In realtà Mariapia Torre, insegnante di lettere in una scuola secondaria di Gorizia, la chiama scuola di “vicinanza”. È un'avventura nuova, complessa, che vede i prof fare di tutto per seguire i loro alunni. Anche quelli che non hanno il computer. E che mandano le foto dei compiti
Faccio didattica a vicinanza. Ieri sera finalmente li ho raggiunti. Tutti. Proprio tutti. L’ultimo di cui non sapevo nulla, che non rispondeva da giorni. Mi ha scritto poche righe, ma lo ha fatto. «Prof, posso mandarle le foto dei compiti sul quaderno? Non ho il computer». Cerco di capire ciò che è scritto in alcune foto scattate alle pagine del quaderno. Con tutte le correzioni e le cancellature. Si vede persino l’ombra della sue mani che copre parte del foglio ... Intravedo una tovaglia bianca a fiori rossi di sfondo.
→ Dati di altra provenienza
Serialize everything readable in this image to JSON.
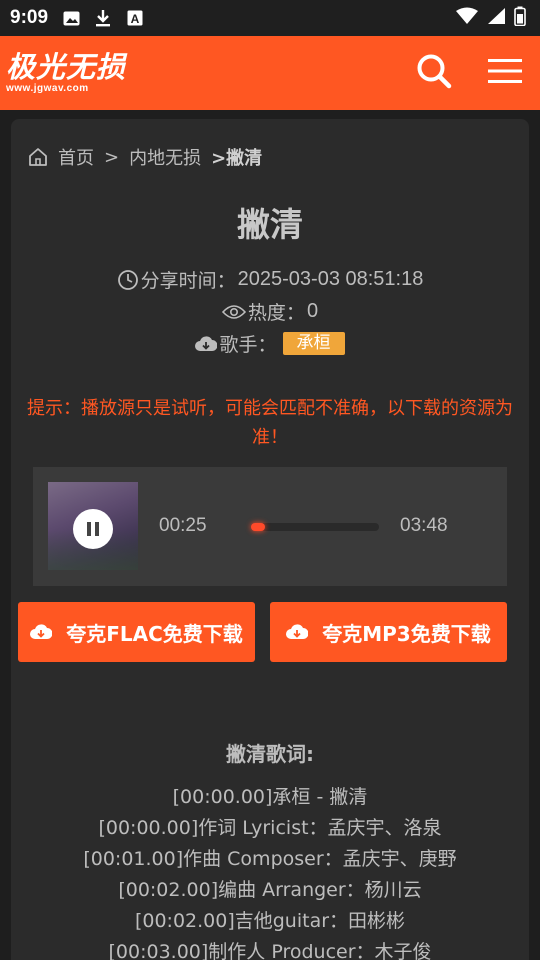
{
  "status_bar": {
    "time": "9:09",
    "icons": [
      "image-icon",
      "download-icon",
      "font-icon"
    ],
    "right_icons": [
      "wifi-icon",
      "signal-icon",
      "battery-icon"
    ]
  },
  "header": {
    "logo_main": "极光无损",
    "logo_sub": "www.jgwav.com",
    "brand_color": "#ff5722",
    "icons": [
      "search-icon",
      "menu-icon"
    ]
  },
  "breadcrumb": {
    "home": "首页",
    "sep1": ">",
    "category": "内地无损",
    "current": ">撇清"
  },
  "song": {
    "title": "撇清",
    "share_label": "分享时间：",
    "share_time": "2025-03-03 08:51:18",
    "heat_label": "热度：",
    "heat_value": "0",
    "singer_label": "歌手：",
    "singer": "承桓"
  },
  "notice": "提示：播放源只是试听，可能会匹配不准确，以下载的资源为准！",
  "player": {
    "current_time": "00:25",
    "total_time": "03:48",
    "progress": 0.11
  },
  "downloads": {
    "flac_label": "夸克FLAC免费下载",
    "mp3_label": "夸克MP3免费下载"
  },
  "lyrics": {
    "title": "撇清歌词:",
    "lines": [
      "[00:00.00]承桓 - 撇清",
      "[00:00.00]作词 Lyricist：孟庆宇、洛泉",
      "[00:01.00]作曲 Composer：孟庆宇、庚野",
      "[00:02.00]编曲 Arranger：杨川云",
      "[00:02.00]吉他guitar：田彬彬",
      "[00:03.00]制作人 Producer：木子俊"
    ]
  }
}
«Non riusciamo a caricare i compiti nel registro, ma i video li abbiamo visti, sa prof». «Prof, non riesco a caricare i compiti di inglese. Glielo dice lei alla prof che non riesco?». E la mamma che al telefono mi chiede: «Prof, per favore, gli parli lei. Non vuole fare nulla. Solo videogiochi». Cerco le parole giuste. Il giorno dopo inizia a mandarmi il suo primo lavoro... e sono felice.
«Prof, il link non si apre». «Prof, quando facciamo la prossima video lezione?». «Prof, mi scusi, ma mi spiega di nuovo il predicativo del soggetto? Prof, ma vivere è un verbo copulativo?» Ah, sì, VIVERE.
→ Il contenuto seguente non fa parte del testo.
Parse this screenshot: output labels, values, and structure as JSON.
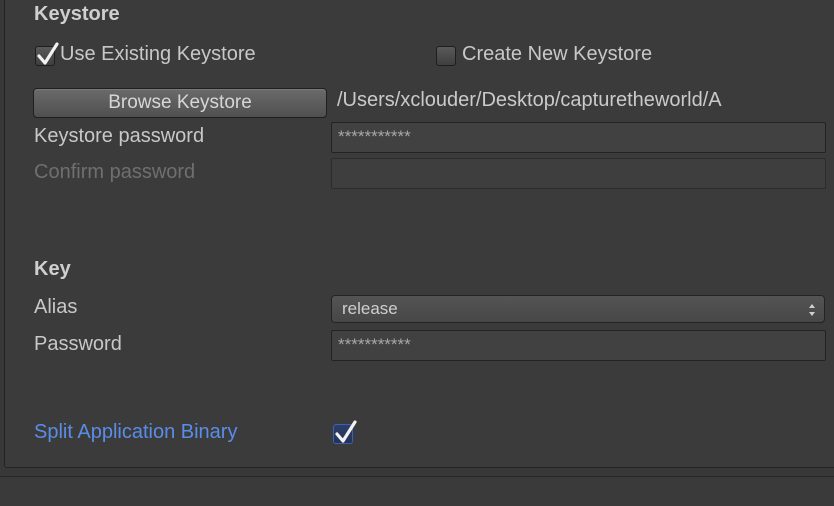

Un genitore ieri mi ha scritto: “ringrazio lei e tutti gli insegnanti per l’impegno e la tenacia che state dimostrando nello stare vicino ai nostri ragazzi”. E non ci sono note ministeriali che tengano. Faccio didattica a vicinanza. Mi piace tanto chiamarla così, la mia, la nostra, colleghi, didattica a distanza. Forza colleghi ce la faremo.